DecisionStats Interview Scott Draves Beaker Notebook

As part of my research for Python for R Users: A Data Science Approach (Wiley 2016) Here is an interview with Scott Draves,  awesome software artist and developer at Beaker Notebook. Beaker Notebook allows you to use multiple languages together in same interface seamlessly ( like Python, R, JS , Scala)

Ajay Ohri (AO) -What inspired you to make BeakerNotebook? What are some of the design decisions you took? How does it compare to Jupyter Notebook and what do you see the product roadmap ahead for Beaker (with current limitations if any)

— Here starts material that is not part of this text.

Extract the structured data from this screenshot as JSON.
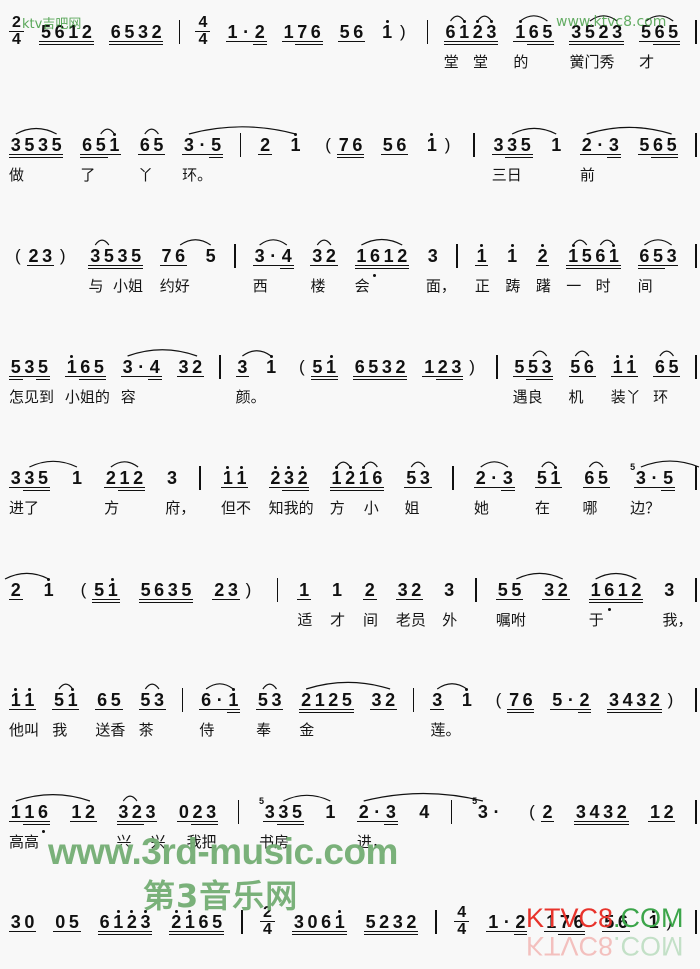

Scott Draves (S) – Two Sigma uses a variety of tools. Some have been developed internally over many years, some are open source like Linux, Java, R, and IPython, and some are commercial such as MATLAB and Excel.  Beaker is inspired by all these systems, and many more. It’s a new synthesis on new infrastructure.  The design favors ease of use and high quality. Beaker is about working automatically with one click, and also having total programmability.

Jupyter (which was called IPython when we started) is definitely one of our inspirations.  If fact Beaker is compatible with it and when you run Python in Beaker, it’s talking to your existing IPython backend.  Beaker uses nginx as a reverse proxy to make a collection of backends (one for each language, plus Beaker‘s core server) appear as a single application.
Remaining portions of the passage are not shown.